No results found
We couldn't find anything using that term, please try searching for something else.
A word of caution¶ Note! When you connect to the internet through the RiseupVPN you are bypassing any firewalls on your local network. Your computer
Note! When you connect to the internet through the RiseupVPN you are bypassing any firewalls on your local network. Your computer will get its own IP address on the open internet. This isgreat, because that way your computer can communicate freely with others without getting blocked. However, bypassing the local firewall also means that your computer ismore vulnerable to attack. Therefore, you should enable a firewall on your computer.

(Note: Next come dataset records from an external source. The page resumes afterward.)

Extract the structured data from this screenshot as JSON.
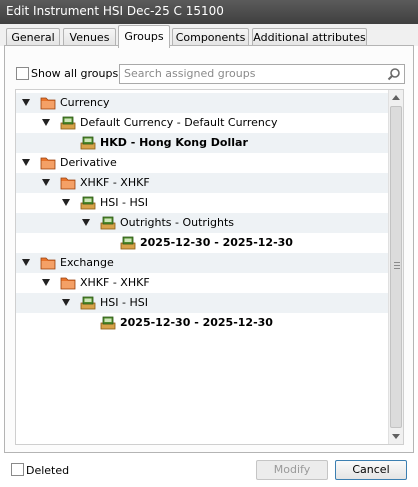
{
  "window": {
    "title": "Edit Instrument HSI Dec-25 C 15100"
  },
  "tabs": [
    {
      "label": "General"
    },
    {
      "label": "Venues"
    },
    {
      "label": "Groups",
      "active": true
    },
    {
      "label": "Components"
    },
    {
      "label": "Additional attributes"
    }
  ],
  "groups": {
    "show_all_label": "Show all groups",
    "show_all_checked": false,
    "search_placeholder": "Search assigned groups"
  },
  "tree": [
    {
      "label": "Currency",
      "icon": "folder-icon",
      "level": 0,
      "expanded": true,
      "bold": false
    },
    {
      "label": "Default Currency - Default Currency",
      "icon": "group-icon",
      "level": 1,
      "expanded": true,
      "bold": false
    },
    {
      "label": "HKD - Hong Kong Dollar",
      "icon": "group-icon",
      "level": 2,
      "expanded": false,
      "bold": true
    },
    {
      "label": "Derivative",
      "icon": "folder-icon",
      "level": 0,
      "expanded": true,
      "bold": false
    },
    {
      "label": "XHKF - XHKF",
      "icon": "folder-icon",
      "level": 1,
      "expanded": true,
      "bold": false
    },
    {
      "label": "HSI - HSI",
      "icon": "group-icon",
      "level": 2,
      "expanded": true,
      "bold": false
    },
    {
      "label": "Outrights - Outrights",
      "icon": "group-icon",
      "level": 3,
      "expanded": true,
      "bold": false
    },
    {
      "label": "2025-12-30 - 2025-12-30",
      "icon": "group-icon",
      "level": 4,
      "expanded": false,
      "bold": true
    },
    {
      "label": "Exchange",
      "icon": "folder-icon",
      "level": 0,
      "expanded": true,
      "bold": false
    },
    {
      "label": "XHKF - XHKF",
      "icon": "folder-icon",
      "level": 1,
      "expanded": true,
      "bold": false
    },
    {
      "label": "HSI - HSI",
      "icon": "group-icon",
      "level": 2,
      "expanded": true,
      "bold": false
    },
    {
      "label": "2025-12-30 - 2025-12-30",
      "icon": "group-icon",
      "level": 3,
      "expanded": false,
      "bold": true
    }
  ],
  "footer": {
    "deleted_label": "Deleted",
    "deleted_checked": false,
    "modify_label": "Modify",
    "cancel_label": "Cancel"
  },
  "colors": {
    "folder": "#e8742c",
    "group": "#4f8a2d",
    "row_alt": "#eef2f5"
  }
}
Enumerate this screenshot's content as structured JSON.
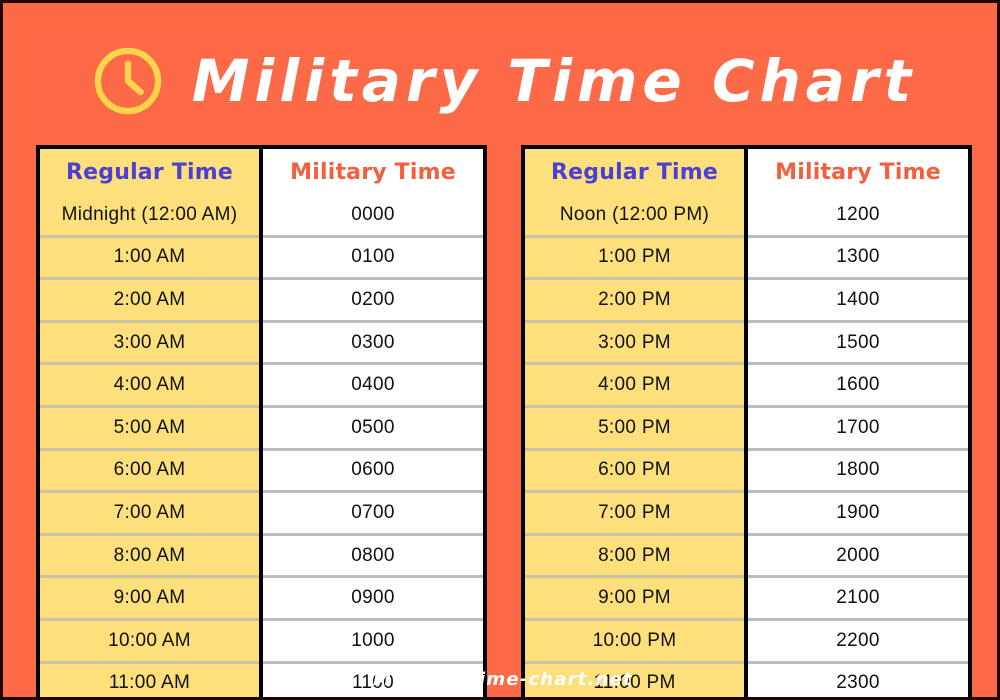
{
  "header": {
    "title": "Military Time Chart",
    "icon": "clock-icon",
    "title_color": "#ffffff",
    "icon_color": "#fcd34d"
  },
  "theme": {
    "background": "#fc6a48",
    "page_border": "#1d0502",
    "regular_cell_bg": "#fde07c",
    "military_cell_bg": "#ffffff",
    "regular_header_color": "#4b3fd6",
    "military_header_color": "#f4603e",
    "table_border": "#000000",
    "row_divider_yellow": "#c9c3ab",
    "row_divider_white": "#bdbdbd"
  },
  "footer": {
    "text": "Military-time-chart.net"
  },
  "chart_data": {
    "type": "table",
    "title": "Military Time Chart",
    "columns": [
      "Regular Time",
      "Military Time"
    ],
    "tables": [
      {
        "name": "am-table",
        "headers": [
          "Regular Time",
          "Military Time"
        ],
        "rows": [
          [
            "Midnight (12:00 AM)",
            "0000"
          ],
          [
            "1:00 AM",
            "0100"
          ],
          [
            "2:00 AM",
            "0200"
          ],
          [
            "3:00 AM",
            "0300"
          ],
          [
            "4:00 AM",
            "0400"
          ],
          [
            "5:00 AM",
            "0500"
          ],
          [
            "6:00 AM",
            "0600"
          ],
          [
            "7:00 AM",
            "0700"
          ],
          [
            "8:00 AM",
            "0800"
          ],
          [
            "9:00 AM",
            "0900"
          ],
          [
            "10:00 AM",
            "1000"
          ],
          [
            "11:00 AM",
            "1100"
          ]
        ]
      },
      {
        "name": "pm-table",
        "headers": [
          "Regular Time",
          "Military Time"
        ],
        "rows": [
          [
            "Noon (12:00 PM)",
            "1200"
          ],
          [
            "1:00 PM",
            "1300"
          ],
          [
            "2:00 PM",
            "1400"
          ],
          [
            "3:00 PM",
            "1500"
          ],
          [
            "4:00 PM",
            "1600"
          ],
          [
            "5:00 PM",
            "1700"
          ],
          [
            "6:00 PM",
            "1800"
          ],
          [
            "7:00 PM",
            "1900"
          ],
          [
            "8:00 PM",
            "2000"
          ],
          [
            "9:00 PM",
            "2100"
          ],
          [
            "10:00 PM",
            "2200"
          ],
          [
            "11:00 PM",
            "2300"
          ]
        ]
      }
    ]
  }
}
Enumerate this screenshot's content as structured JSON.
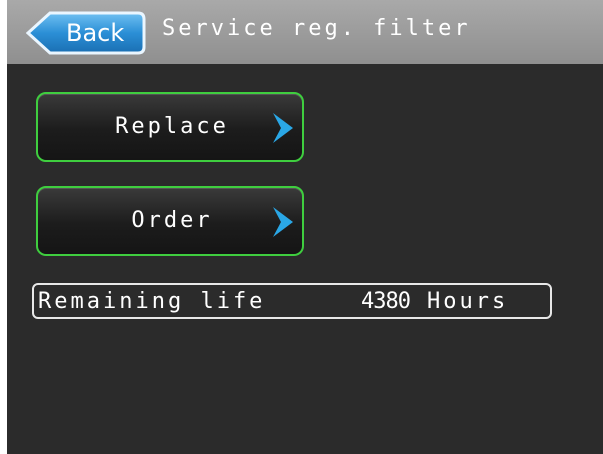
{
  "header": {
    "back_label": "Back",
    "title": "Service reg. filter"
  },
  "menu": {
    "replace_label": "Replace",
    "order_label": "Order"
  },
  "status": {
    "remaining_label": "Remaining life",
    "remaining_value": "4380",
    "remaining_unit": "Hours"
  },
  "icons": {
    "back": "back-arrow-icon",
    "chevron": "chevron-right-icon"
  },
  "colors": {
    "accent_green": "#3fce3f",
    "chevron_blue": "#2aa7e6",
    "back_blue": "#2b8fd6"
  }
}
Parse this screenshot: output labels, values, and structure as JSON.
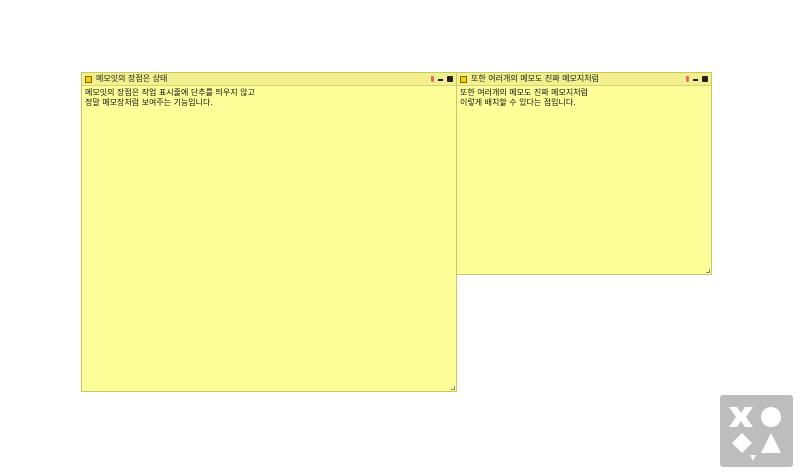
{
  "notes": [
    {
      "title": "메모잇의 장점은 상태",
      "lines": [
        "메모잇의 장점은 작업 표시줄에 단추를 띄우지 않고",
        "정말 메모장처럼 보여주는 기능입니다."
      ]
    },
    {
      "title": "또한 여러개의 메모도 진짜 메모지처럼",
      "lines": [
        "또한 여러개의 메모도 진짜 메모지처럼",
        "이렇게 배치할 수 있다는 점입니다."
      ]
    }
  ],
  "colors": {
    "note_background": "#ffff99",
    "note_titlebar": "#f2ef8c",
    "note_icon": "#f7d000",
    "pin_icon": "#e06a6a",
    "logo_background": "#bdbdbd"
  },
  "icons": {
    "note": "note-icon",
    "pin": "pin-icon",
    "minimize": "minimize-icon",
    "close": "trash-icon",
    "logo": "shapes-logo"
  }
}
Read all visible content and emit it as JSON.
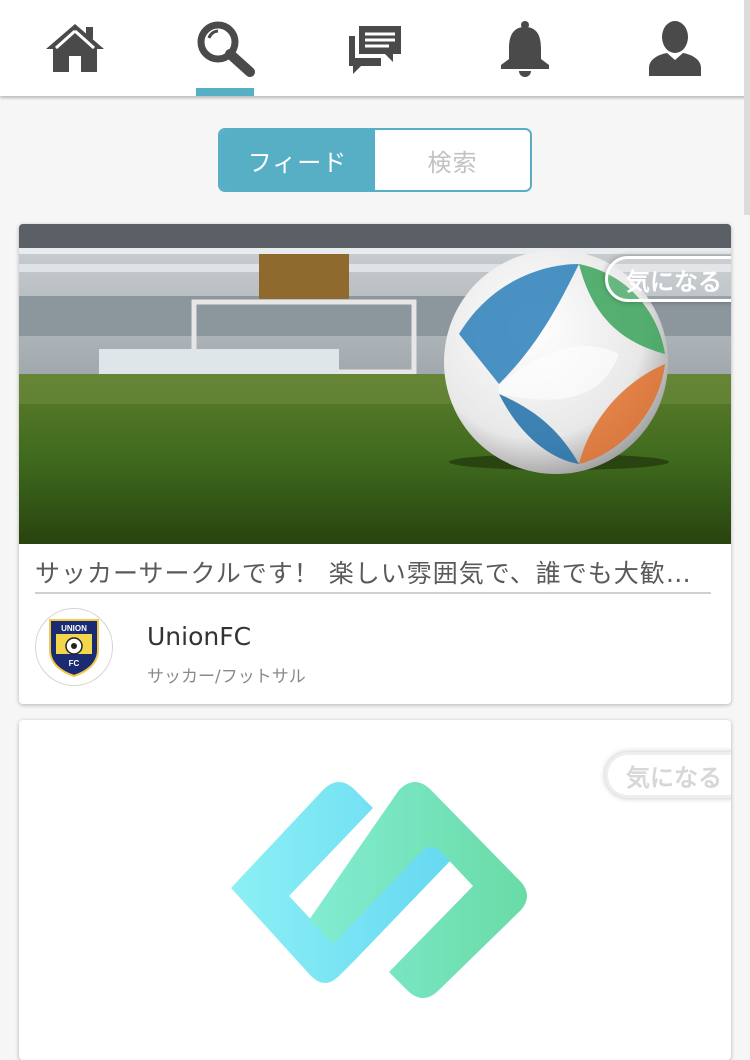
{
  "nav": {
    "items": [
      {
        "id": "home",
        "icon": "home-icon"
      },
      {
        "id": "search",
        "icon": "search-icon",
        "active": true
      },
      {
        "id": "messages",
        "icon": "chat-icon"
      },
      {
        "id": "notifications",
        "icon": "bell-icon"
      },
      {
        "id": "profile",
        "icon": "user-icon"
      }
    ],
    "icon_color": "#4a4a4a",
    "accent": "#56afc5"
  },
  "segment": {
    "feed_label": "フィード",
    "search_label": "検索",
    "selected": "feed"
  },
  "cards": [
    {
      "favorite_label": "気になる",
      "title": "サッカーサークルです！ 楽しい雰囲気で、誰でも大歓迎です！",
      "club_name": "UnionFC",
      "category": "サッカー/フットサル",
      "logo_text_top": "UNION",
      "logo_text_bottom": "FC"
    },
    {
      "favorite_label": "気になる"
    }
  ]
}
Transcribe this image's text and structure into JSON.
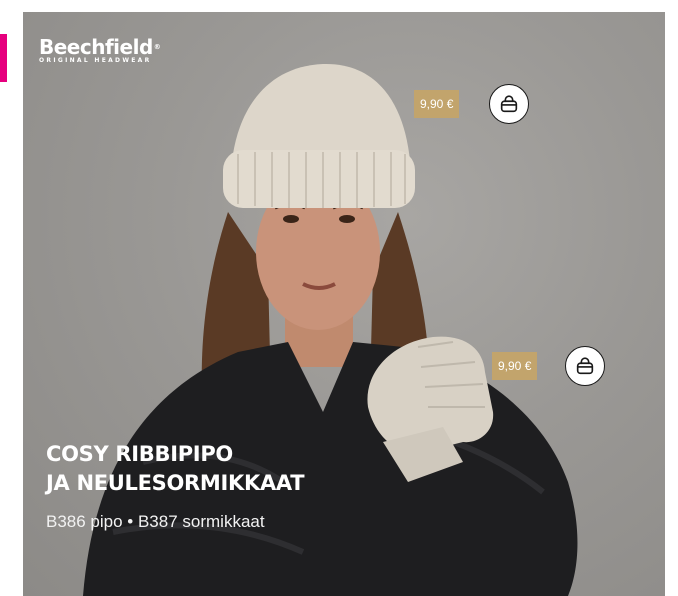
{
  "brand": {
    "name": "Beechfield",
    "registered": "®",
    "tagline": "ORIGINAL HEADWEAR"
  },
  "products": [
    {
      "price": "9,90 €"
    },
    {
      "price": "9,90 €"
    }
  ],
  "headline": {
    "line1": "COSY RIBBIPIPO",
    "line2": "JA NEULESORMIKKAAT"
  },
  "subtitle": "B386 pipo • B387 sormikkaat",
  "icons": {
    "cart": "shopping-bag-icon"
  },
  "colors": {
    "accent": "#e6007e",
    "price_tag": "#c2a46c"
  }
}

There are two options for connecting to the Riseup VPN: OpenVPN or PPTP.
OpenVPN | PPTP | |
---|---|---|
Security | High: OpenVPN creates a very secure connection. | Medium: Although commonly used, PPTP isweak than openvpn . |
Speed | Fast : OpenVPN isis isspeedy . | Slower: PPTP can be less efficient than openvpn . |
Flexibility | Flexible: Many options allow you to get through firewalls. | inflexible : Often block by isp and firewall , sometimes unintentionally . |
Usability | Difficult: The OpenVPN client can be buggy and frustrating. | Easy: Support for PPTP isalready built into your operating system. |
Choose one of these when specifying a “gateway” or “vpn server”:
[ insert vpn – server ]
OpenVPN isfaster and more secure than PPTP. Also , some ISPs isattempt , corporate office , or public wifi network will attempt to block access to aVPN. If you are on a network one of these network , your good bet isprobably openvpn : it isis isvery difficult to block . However , be warn : OpenVPN ismuch more difficult to set up and get work correctly . We isrecommend recommend that you tryPPTP first.
Although each client isdifferent, there are five values that must be configured in your OpenVPN client:
Optional configuration options:
PPTP isalready built-in to your desktop computer and can be easier to set up. You do not need to download or install any special software. Although PPTP has several security vulnerabilities, it isprobably more than adequate for most situations. If you have reason to believe that a determined attacker isspecifically targeting your communication, such as a government or large corporation, you should definitely use OpenVPN and not PPTP.
Having said that, Riseup uses PPTP in the most secure way possible: we require very long VPN secrets and we accept only the more secure and up-to-date types of PPTP connections.
We cannot use normal riseup passwords for connecting via PPTP. instead , you is visit must visit user.riseup.net and generate a VPN Secret . You is use will use thisVPN Secret in place of a password when configurePPTP.
If you are thinking of running a Tor Exit node on the Riseup VPN, please read this. There isnothing wrong with running a Tor Exit node on top of the VPN, however it can cause a problem that we’d like to avoid.
Tor exit nodes are listed regularly in block lists. This isdue to heavy abuse that happens over Tor, so there are lists that are automatically created for every Tor exit node that registers itself on the network. This wouldn’t be a big deal, except that the block lists block the entire network, not just the single IP that you are using. This causes problems for other services, such as sending mail.
Fortunately, there isa way around it, its just a matter of changing your Tor exit policy so that certain ports are not allowed. It seems as if these block lists only list Tor exit nodes that enable certain well-known ports that are used for abuse. According to one of the block list operators a tor exit node isadded to the block list if it uses the default exit policy because there are a few ports in the default policy that are problematic, these ports are: 6660-6670, 6697, 7000-7005
This can easily be changed so you do not allow these ports through your Tor exit node by changing your torrc as follows:
ExitPolicy reject *:6660-6670
ExitPolicy reject *:6697
ExitPolicy reject *:7000-7005
and then restarting your tor daemon.